Risk of BoJ being behind the curve on inflation is not that big but warrants attention.
Risk of delay in US economic data from US government shutdown is a serious problem but we can extract information from other similar data.
Would like to get information from policymakers, financial institutions on state of US economy during IMF meetings later this month.
As for risk to US Economy, we can say that except for jobs data US economy seems to be on firm note.
Chance of US Economy overshooting average forecasts made by economists is not zero.
As of writing, the USD/JPY pair was up 0.27% on the day at 147.65.

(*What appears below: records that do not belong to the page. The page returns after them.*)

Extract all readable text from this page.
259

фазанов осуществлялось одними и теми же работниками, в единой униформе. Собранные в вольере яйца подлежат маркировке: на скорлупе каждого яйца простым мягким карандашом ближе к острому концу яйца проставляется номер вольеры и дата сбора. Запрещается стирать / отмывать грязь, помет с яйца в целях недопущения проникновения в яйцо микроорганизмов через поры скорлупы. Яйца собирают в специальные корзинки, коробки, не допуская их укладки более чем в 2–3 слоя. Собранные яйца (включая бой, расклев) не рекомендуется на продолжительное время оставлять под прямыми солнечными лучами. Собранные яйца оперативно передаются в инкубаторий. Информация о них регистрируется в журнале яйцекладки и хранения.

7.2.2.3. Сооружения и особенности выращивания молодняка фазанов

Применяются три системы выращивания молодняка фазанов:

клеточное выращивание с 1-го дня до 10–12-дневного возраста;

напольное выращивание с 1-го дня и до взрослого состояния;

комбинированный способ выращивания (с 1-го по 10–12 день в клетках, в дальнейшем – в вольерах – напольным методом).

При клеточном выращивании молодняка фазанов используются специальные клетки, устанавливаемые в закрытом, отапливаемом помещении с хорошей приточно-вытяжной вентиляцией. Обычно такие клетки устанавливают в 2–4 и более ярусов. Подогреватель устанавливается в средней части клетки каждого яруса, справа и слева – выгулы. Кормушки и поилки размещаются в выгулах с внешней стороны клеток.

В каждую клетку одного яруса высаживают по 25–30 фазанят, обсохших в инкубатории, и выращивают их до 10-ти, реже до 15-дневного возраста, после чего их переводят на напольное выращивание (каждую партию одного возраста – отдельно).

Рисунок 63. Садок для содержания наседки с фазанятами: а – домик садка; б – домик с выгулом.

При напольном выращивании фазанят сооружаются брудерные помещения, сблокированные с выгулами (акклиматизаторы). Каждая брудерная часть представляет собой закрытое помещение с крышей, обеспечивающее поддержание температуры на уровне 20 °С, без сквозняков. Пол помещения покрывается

The Bank of Japan (BoJ) is the Japanese central bank, which sets monetary policy in the country. Its mandate is to issue banknotes and carry out currency and monetary control to ensure price stability, which means an inflation target of around 2%.
The Bank of Japan embarked in an ultra-loose monetary policy in 2013 in order to stimulate the economy and fuel inflation amid a low-inflationary environment. The bank’s policy is based on Quantitative and Qualitative Easing (QQE), or printing notes to buy assets such as government or corporate bonds to provide liquidity. In 2016, the bank doubled down on its strategy and further loosened policy by first introducing negative interest rates and then directly controlling the yield of its 10-year government bonds. In March 2024, the BoJ lifted interest rates, effectively retreating from the ultra-loose monetary policy stance.
The Bank’s massive stimulus caused the Yen to depreciate against its main currency peers. This process exacerbated in 2022 and 2023 due to an increasing policy divergence between the Bank of Japan and other main central banks, which opted to increase interest rates sharply to fight decades-high levels of inflation. The BoJ’s policy led to a widening differential with other currencies, dragging down the value of the Yen. This trend partly reversed in 2024, when the BoJ decided to abandon its ultra-loose policy stance.
A weaker Yen and the spike in global energy prices led to an increase in Japanese inflation, which exceeded the BoJ’s 2% target. The prospect of rising salaries in the country – a key element fuelling inflation – also contributed to the move.